Notwithstanding my Literature of the Americas professor, whose habit was to make every assignment “Comment on [Ethnographic Short Story A] through the lens of either [Ethnographic Short Story B] or [Ethnographic Short Story C]”, writing about random coincidences that bring two disparate things together is not really productive.  So I’ll shift now to commenting on Reprise through the lens of Scott Pilgrim vs. The World.

I haven’t seen Scott Pilgrim, because being 28 and no longer in my college town, I am panicked by the idea of nostalgia already for moments of my adulthood.  I didn’t go out of my way to see [500] Days of Summer, Nick and Norah’s Infinite Playlist, or Paper Heart either.  Small stories [The Exploding Girl, Funny Ha Ha] can make me think about my life in a new and refreshing way, but adventures of Earth’s most funtastic twentysomethings evoke memories of feeling out of place among those people’s provincial analogues.  A Hollywood movie hipper than me?  After seeing the total botch of Maggie Gyllenhaal’s character in Stranger Than Fiction, who’d be more comfortable in Empire Records or Singles, I didn’t think that would happen for a while yet. But we have to come to terms with, you know, time, death, shoes, socks, hair, haircut.

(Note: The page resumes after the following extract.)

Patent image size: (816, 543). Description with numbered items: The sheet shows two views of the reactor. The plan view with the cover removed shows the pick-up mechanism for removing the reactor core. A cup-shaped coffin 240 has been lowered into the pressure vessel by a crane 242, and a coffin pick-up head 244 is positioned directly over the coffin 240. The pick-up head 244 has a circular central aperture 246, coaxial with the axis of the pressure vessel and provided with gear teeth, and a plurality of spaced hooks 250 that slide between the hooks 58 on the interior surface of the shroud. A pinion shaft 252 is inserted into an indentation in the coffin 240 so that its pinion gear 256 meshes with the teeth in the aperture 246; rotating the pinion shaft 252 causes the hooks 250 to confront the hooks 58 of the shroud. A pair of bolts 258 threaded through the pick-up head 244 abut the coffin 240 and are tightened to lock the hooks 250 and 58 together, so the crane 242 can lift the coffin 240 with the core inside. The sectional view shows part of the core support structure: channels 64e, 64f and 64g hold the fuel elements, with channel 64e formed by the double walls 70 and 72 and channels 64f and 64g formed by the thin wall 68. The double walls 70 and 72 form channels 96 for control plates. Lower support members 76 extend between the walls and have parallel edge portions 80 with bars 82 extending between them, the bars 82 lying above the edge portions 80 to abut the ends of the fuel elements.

But Reprise is a movie like that, and I was able to love it because it’s set in a parallel universe [Norway].  A parallel universe in which I couldn’t tell whether it’s anachronistic that the two main characters dream of becoming celebrities via intellectual novel-writing.  It’s about people my age, going from awesome carefreedom to a transitional period of uncertainty and compromise that may last the next 60 years.  It has one of the 21st century’s best party scenes [“Who took the bomp?”], and the jumps into what-if storytelling are both playful and affecting, as we don’t know if they’re the characters’ plans, idle fantasies, or the narrator’s absolute knowledge of what the alternate scenario would be.

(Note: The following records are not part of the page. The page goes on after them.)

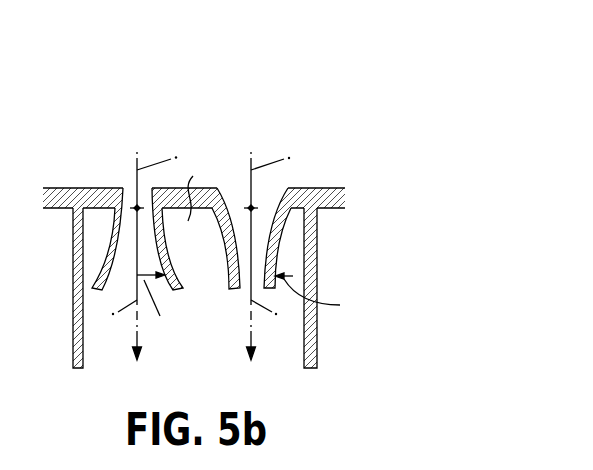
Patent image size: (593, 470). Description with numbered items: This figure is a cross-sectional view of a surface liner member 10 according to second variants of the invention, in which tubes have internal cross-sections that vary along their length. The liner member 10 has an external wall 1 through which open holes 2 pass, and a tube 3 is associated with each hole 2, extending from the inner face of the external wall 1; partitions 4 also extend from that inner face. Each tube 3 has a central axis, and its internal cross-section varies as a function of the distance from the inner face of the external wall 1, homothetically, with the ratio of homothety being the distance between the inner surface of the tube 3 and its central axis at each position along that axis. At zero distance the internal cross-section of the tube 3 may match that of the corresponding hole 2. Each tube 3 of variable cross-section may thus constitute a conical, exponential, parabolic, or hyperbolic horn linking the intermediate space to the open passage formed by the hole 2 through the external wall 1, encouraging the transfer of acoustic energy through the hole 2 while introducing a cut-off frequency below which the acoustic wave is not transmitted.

The external wall 1 is at (100, 203).
The open hole 2 is at (126, 178).
The tube 3 is at (228, 270).
The partition 4 is at (73, 283).
The surface liner member 10 is at (294, 132).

Ty Burr’s review perfectly describes the plot and characters; what’s left to say?

First: the film goes on generous tangents about Phillip and Erik’s friends, explaining where Lars or Geir came from and his role in their little society, but Phillip and Erik’s girlfriends [Kari and Lillian] are exclusively seen through Phillip and Erik’s eyes.  I feel like this was intentional.  Lillian is not that important to Erik, especially in terms of how he envisions his career, while Phillip sees his romance with Kari [that’s her as Anna Karina in the above still] as integral to his success.  So many other details like that emerge during the film to distinguish the two guys from each other, in temperament, self-image, strategies for dealing with strangers…all of which are obviously going to direct them down different paths in life, as they wonder why they aren’t moving in tandem as they had dreamed.

Second: There’s a wonderfully sympathetic depiction of literary publishers, especially the woman who takes special interest in Erik [and walks away from one scene as if in panic that his friends are infecting him with wrong thought and she can’t do anything about it].  In movies about writers and other creative types, we can expect agents and publishers to be cynical philistines, often comic relief [e.g. Jim Belushi in The Ghost Writer].  Here, there’s a heightened discussion between writer and publisher, as both try to show how indispensable they are to the other, and what each of them understands that the other doesn’t.  We the viewers/readers have no idea what “Prosopopoeia” means; why doesn’t Erik care?

Third: Reprise!  It’s hip, it’s now, it’s what’s happening!  It shows the young generation as it really is — the love of Joy Division and late-80s punk, the irresistible urge to write novels with stark, text-only cover design, the  struggle for the glamour conferred by newspaper reviews and professorial round-table TV discussions.  The stakes are low, as the characters kind of know what their lifestyle and peer group will be, no matter how “successful” they are, but what stakes could be higher than the very synapses of the human brain?

Legendary fictional reclusive author Sten Egil Dahl, played by Sigmund Sæverud. When the boys finally meet him they seek inspiration in his patience and lack of enthusiasm.